BREXIT: Banks try to fight recession as UK market tumbles
THE Bank of England has set out measures to fight recession in the aftermath of Brexit, saying that the financial stability of the UK has already been affected by the vote.
"There is evidence that some risks have begun to crystallise. The current outlook for UK financial stability is challenging," it said in a twice-yearly report on financial stability.
As part of the measures planned to fight off a downturn, the Bank has reduced capital buffers by £5.7 billion, effectively allowing banks to lend £150 billion more to households and businesses.
Carney said this measure and the "hard work of the last seven or eight years" means that people should be able to take out a mortgage or borrow money if they need it.
Asked if it was a good time for people to borrow money, he said:
"We always advise people to be prudent especially if you're taking out a mortgage," he said.
"You want to be able to ensure that you can service that mortgage even if times are tough, so thinking about where interest rates will go, where wages will go in the lifetime of that mortgage.

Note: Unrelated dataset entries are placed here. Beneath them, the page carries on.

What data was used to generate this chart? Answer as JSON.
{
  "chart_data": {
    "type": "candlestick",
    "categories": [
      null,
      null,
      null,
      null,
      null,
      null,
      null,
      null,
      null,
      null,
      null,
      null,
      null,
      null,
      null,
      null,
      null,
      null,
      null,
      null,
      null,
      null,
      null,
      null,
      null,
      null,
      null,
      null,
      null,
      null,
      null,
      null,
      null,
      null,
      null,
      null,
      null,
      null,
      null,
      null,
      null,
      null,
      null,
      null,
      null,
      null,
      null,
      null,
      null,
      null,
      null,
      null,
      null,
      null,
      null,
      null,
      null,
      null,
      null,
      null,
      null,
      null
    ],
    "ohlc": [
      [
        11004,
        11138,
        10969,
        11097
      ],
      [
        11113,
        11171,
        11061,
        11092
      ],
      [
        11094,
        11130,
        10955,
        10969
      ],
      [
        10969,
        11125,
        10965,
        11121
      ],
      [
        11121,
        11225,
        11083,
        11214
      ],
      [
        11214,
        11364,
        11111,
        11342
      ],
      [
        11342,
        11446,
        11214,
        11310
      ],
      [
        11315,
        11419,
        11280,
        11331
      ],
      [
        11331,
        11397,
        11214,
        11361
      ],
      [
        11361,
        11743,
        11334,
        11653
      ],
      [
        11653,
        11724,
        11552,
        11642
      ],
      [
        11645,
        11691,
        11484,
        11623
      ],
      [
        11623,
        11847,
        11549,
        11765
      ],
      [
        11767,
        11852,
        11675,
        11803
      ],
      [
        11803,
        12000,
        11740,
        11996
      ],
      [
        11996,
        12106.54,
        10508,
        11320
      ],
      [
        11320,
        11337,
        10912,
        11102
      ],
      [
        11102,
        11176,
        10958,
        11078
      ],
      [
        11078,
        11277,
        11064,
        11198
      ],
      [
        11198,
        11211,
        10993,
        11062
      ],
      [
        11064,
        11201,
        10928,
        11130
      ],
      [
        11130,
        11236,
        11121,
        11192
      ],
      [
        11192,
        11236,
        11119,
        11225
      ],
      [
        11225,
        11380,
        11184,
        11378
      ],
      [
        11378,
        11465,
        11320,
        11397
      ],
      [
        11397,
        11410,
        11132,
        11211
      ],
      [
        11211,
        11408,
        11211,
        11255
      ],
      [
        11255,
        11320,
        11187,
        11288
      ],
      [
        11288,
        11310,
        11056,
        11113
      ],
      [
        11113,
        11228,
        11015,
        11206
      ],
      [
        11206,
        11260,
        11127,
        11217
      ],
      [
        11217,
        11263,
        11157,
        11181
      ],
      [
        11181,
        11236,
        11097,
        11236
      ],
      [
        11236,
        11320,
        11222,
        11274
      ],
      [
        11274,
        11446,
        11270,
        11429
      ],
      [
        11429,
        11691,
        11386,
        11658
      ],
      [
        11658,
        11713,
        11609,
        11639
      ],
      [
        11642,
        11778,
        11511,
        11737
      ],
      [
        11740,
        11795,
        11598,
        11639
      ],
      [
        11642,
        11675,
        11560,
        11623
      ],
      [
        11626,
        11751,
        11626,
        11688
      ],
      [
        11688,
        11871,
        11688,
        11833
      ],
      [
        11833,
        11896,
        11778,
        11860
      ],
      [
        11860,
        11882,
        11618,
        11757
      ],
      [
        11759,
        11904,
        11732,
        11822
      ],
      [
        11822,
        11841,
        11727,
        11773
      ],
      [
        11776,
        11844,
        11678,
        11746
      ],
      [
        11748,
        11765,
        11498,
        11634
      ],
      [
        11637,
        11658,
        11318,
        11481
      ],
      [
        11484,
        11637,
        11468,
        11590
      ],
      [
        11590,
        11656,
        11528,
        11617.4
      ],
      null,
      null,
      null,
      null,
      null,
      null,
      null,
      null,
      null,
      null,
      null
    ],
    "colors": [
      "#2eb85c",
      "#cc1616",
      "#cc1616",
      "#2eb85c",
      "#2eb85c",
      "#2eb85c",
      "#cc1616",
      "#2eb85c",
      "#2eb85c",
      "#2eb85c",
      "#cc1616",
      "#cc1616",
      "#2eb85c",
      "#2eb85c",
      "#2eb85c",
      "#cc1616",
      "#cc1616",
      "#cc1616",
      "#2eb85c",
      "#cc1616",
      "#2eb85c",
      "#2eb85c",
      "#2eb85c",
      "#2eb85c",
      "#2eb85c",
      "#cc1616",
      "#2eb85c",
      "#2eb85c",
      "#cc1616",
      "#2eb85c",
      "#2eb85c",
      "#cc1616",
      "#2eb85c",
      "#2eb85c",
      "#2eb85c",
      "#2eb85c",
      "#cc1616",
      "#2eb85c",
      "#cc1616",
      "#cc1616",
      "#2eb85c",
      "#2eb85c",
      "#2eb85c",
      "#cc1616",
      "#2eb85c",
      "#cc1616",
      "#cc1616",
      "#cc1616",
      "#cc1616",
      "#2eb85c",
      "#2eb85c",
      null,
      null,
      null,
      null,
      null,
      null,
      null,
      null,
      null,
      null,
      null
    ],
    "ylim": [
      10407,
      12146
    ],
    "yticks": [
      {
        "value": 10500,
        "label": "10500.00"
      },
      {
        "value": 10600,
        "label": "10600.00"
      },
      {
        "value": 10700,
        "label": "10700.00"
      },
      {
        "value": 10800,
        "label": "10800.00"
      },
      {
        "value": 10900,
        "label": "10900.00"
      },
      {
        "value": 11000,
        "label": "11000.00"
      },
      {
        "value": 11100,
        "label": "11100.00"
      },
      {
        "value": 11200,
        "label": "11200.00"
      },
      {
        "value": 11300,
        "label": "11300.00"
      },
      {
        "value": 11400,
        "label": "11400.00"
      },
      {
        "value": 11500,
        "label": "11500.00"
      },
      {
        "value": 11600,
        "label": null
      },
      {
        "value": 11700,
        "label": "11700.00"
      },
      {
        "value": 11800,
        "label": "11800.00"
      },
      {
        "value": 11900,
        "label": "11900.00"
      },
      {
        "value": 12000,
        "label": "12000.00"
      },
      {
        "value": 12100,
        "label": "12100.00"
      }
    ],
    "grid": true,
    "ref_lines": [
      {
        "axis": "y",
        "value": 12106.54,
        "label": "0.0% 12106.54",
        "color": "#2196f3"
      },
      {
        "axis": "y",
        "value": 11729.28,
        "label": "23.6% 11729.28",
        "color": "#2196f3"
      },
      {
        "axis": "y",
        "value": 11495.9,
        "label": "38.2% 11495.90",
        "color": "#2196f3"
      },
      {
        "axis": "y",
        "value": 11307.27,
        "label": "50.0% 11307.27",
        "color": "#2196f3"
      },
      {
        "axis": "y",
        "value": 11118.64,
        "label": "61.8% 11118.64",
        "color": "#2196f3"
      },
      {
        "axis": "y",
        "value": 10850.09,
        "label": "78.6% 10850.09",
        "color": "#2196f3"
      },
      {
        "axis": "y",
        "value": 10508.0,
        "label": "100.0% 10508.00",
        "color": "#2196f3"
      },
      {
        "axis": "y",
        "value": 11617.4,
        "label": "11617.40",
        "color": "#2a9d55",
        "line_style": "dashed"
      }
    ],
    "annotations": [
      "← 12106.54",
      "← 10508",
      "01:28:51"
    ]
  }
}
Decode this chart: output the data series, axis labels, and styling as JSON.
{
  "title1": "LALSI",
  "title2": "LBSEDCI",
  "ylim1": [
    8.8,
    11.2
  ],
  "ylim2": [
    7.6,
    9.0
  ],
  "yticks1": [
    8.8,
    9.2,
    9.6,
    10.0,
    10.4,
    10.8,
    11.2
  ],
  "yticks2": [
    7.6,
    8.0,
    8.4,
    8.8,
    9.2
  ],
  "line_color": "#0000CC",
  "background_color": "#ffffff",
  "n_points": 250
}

But the system should be there if you want to take out a mortgage because of the hard work of the last seven or eight years to make sure there is money to borrow if you need it," he said.
Ben Brettell, senior economist from Hargreaves Lansdown, said: "It should be remembered that lending volumes depend on demand as well as supply - if already indebted households become more risk averse following the referendum, the demand for credit simply won't be there, however much the banks are willing to lend."
The FTSE 100, which made losses in the morning, was up 0.5 per cent after Carney's announcement at 6,525.38.
In a question and answer session following the launch, Carney said that markets were performing "pretty well" since June 23.
But he said there were signs that people were pulling out of investments and becoming less keen to take risks, which is why the bank is easing up on the lending rules, to get the economy moving again.
He said that the two-day fall in sterling was the sharpest in half a century, but that the lower value of the pound was "necessary" for other adjustments in the economy.
"The adjustment in sterling has been significant and was sharp initially.
"That adjustment has moved in the direction that is necessary to facilitate some of the economic adjustments that are needed in the economy," he said.
When asked whether the markets were showing that a recovery was underway, he said:
"I would focus on the domestic stocks in the FTSE 250. There's been a much more significant movement in those stocks. The movements in financial asset prices related to banks has been quite telling."
The FTSE 250, or the 250 biggest companies in the UK, is more dependent on the UK economy than the multinational companies represented in the FTSE 100.
The FTSE 250 fell 13 per cent in two days after the vote came in. It has recovered a little since then, but not on the scale of the FTSE 100.